Length-balanced cross sections have major displacement problems in triangle zones and wrench-fault zones that may be reduced up to an order of magnitude by small amounts of distributed shortening. The Sequatchie anticline, for 240 miles the frontal structure of the southern Appalachians, requires as much as 4 miles or as little as 0.5 miles displacement, depending on the balancing model. Along nearly all its length it is 5 miles wide, has a relief of approx. 3000 to 4000 feet, and a basal detachment just above the crystalline basement. The standard length-balanced fault-bend fold interpretation requires approx. 4 miles of displacement on the lower detachment and nearly the same amount on an upper detachment.

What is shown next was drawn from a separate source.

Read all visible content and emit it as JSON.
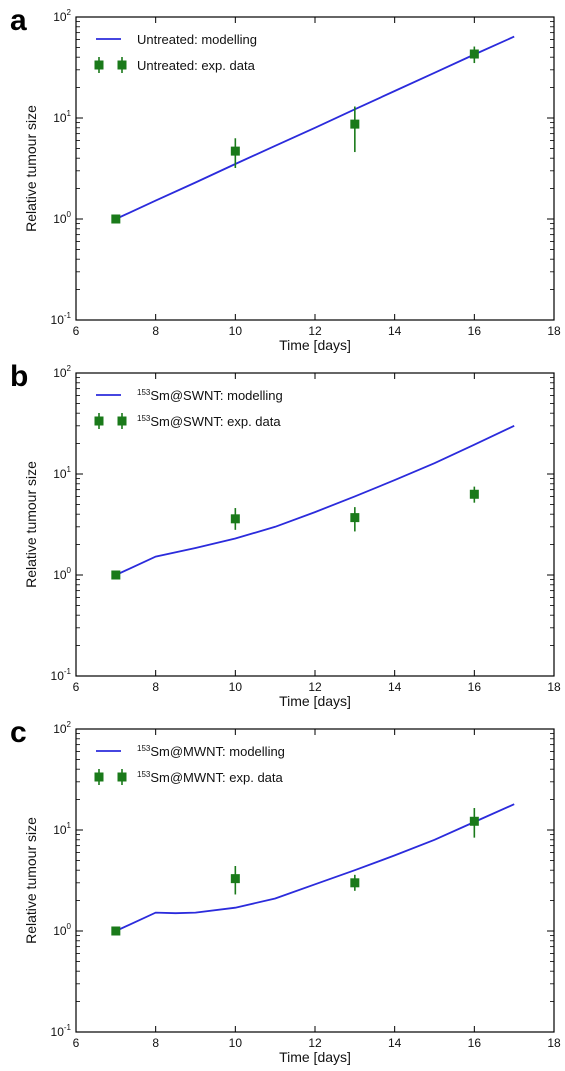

A duplex interpretation can reduce these amounts to approx. 1.5 miles. In the southern portion of the anticline all the faults are blind. The hypothetical upper-detachment displacement, if transferred into the foreland, produces no accommodating structures along the southern 80% of the anticline and, if transferred into the hinterland along a passive-roof backthrust, must extend across a substantial part of the thrust belt without breaking the surface. A detachment-fold model that includes heterogeneous layer-parallel shortening of 5-10%, distributed throughout the structure, eliminates the need for any upper-detachment displacement and requires only about 0.5 mile displacement on the lower detachment to form the anticline. The shortening mechanisms range from grain-scale strains of 2-4.5% to second-order folds and thrusts. Second-order structures are abundant in compressional folds and the small amount of internal deformation they represent allows the structure to be locally balanced without upper-detachment displacement and greatly reduces the total displacement required on the lower detachment. 

AAPG Search and Discovery Article #91021©1997 AAPG Annual Convention, Dallas, Texas.